Município registra duas ocorrências da doença e acompanha investigações diante do avanço de casos suspeitos

Ribeirão Preto confirmou os primeiros dois casos de Mpox em 2026, segundo atualização divulgada pela Secretaria Municipal da Saúde. O registro acende um alerta no município, que desde o início do ano investigou cinco casos suspeitos. Desse total, dois foram descartados e um ainda aguarda análise laboratorial, mantendo as equipes de vigilância em atenção contínua.

A Mpox, anteriormente conhecida como varíola dos macacos, é uma doença viral, causada por um agente pertencente à mesma família da antiga varíola humana. A transmissão ocorre principalmente por contato direto com lesões na pele, secreções, objetos contaminados ou por contato íntimo e prolongado com indivíduos infectados. Embora a circulação da doença tenha diminuído globalmente após o surto de 2022, especialistas destacam que a vigilância contínua é fundamental para impedir novas cadeias de transmissão.
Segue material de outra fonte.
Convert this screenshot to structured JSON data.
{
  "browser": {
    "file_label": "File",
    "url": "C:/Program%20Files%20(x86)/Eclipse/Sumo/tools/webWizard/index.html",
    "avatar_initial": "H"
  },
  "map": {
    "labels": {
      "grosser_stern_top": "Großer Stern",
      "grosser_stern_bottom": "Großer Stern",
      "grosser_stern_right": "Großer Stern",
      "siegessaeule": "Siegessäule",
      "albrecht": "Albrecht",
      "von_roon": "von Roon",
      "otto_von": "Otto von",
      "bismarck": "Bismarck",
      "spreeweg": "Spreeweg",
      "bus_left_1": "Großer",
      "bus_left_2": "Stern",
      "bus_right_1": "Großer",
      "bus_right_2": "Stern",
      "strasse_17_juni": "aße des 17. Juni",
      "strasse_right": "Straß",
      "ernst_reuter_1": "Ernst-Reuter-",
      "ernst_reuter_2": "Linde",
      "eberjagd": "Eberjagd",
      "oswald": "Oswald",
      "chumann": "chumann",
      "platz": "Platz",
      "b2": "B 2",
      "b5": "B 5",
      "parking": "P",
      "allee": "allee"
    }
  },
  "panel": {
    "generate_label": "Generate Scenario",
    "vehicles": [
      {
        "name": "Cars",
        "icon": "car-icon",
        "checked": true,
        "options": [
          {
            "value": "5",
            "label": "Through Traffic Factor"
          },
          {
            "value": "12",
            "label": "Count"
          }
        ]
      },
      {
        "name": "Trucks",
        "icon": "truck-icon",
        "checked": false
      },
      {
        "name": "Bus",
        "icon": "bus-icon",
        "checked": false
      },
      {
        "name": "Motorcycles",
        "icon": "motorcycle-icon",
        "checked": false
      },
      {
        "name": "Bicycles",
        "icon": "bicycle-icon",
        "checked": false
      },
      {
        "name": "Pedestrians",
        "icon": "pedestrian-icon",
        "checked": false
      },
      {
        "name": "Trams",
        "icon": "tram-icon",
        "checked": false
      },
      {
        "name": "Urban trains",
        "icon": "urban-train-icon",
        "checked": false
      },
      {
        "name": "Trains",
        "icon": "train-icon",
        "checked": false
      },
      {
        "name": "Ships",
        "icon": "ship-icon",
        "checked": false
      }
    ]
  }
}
Os sintomas mais comuns incluem febre, dor no corpo, gânglios inchados, cansaço e, sobretudo, lesões na pele, que são a manifestação mais característica da infecção. A orientação da Secretaria é que qualquer pessoa que apresentar sinais compatíveis procure atendimento médico imediato e evite contato próximo até a avaliação profissional, medida considerada essencial para interromper possíveis transmissões.

Até o momento, não há registro de mortes associadas à doença em Ribeirão Preto em 2026, o que reforça a importância do diagnóstico precoce e do acompanhamento clínico adequado. A pasta informou que mantém monitoramento contínuo, utilizando painéis epidemiológicos e estratégias de vigilância ativa para rastrear novos casos e orientar a população.

Embora a confirmação dos casos gere preocupação, autoridades sanitárias destacam que a resposta rápida e a adoção de medidas preventivas são decisivas para evitar um cenário de maior disseminação. A recomendação é que a população mantenha atenção aos sintomas e siga as orientações dos profissionais de saúde.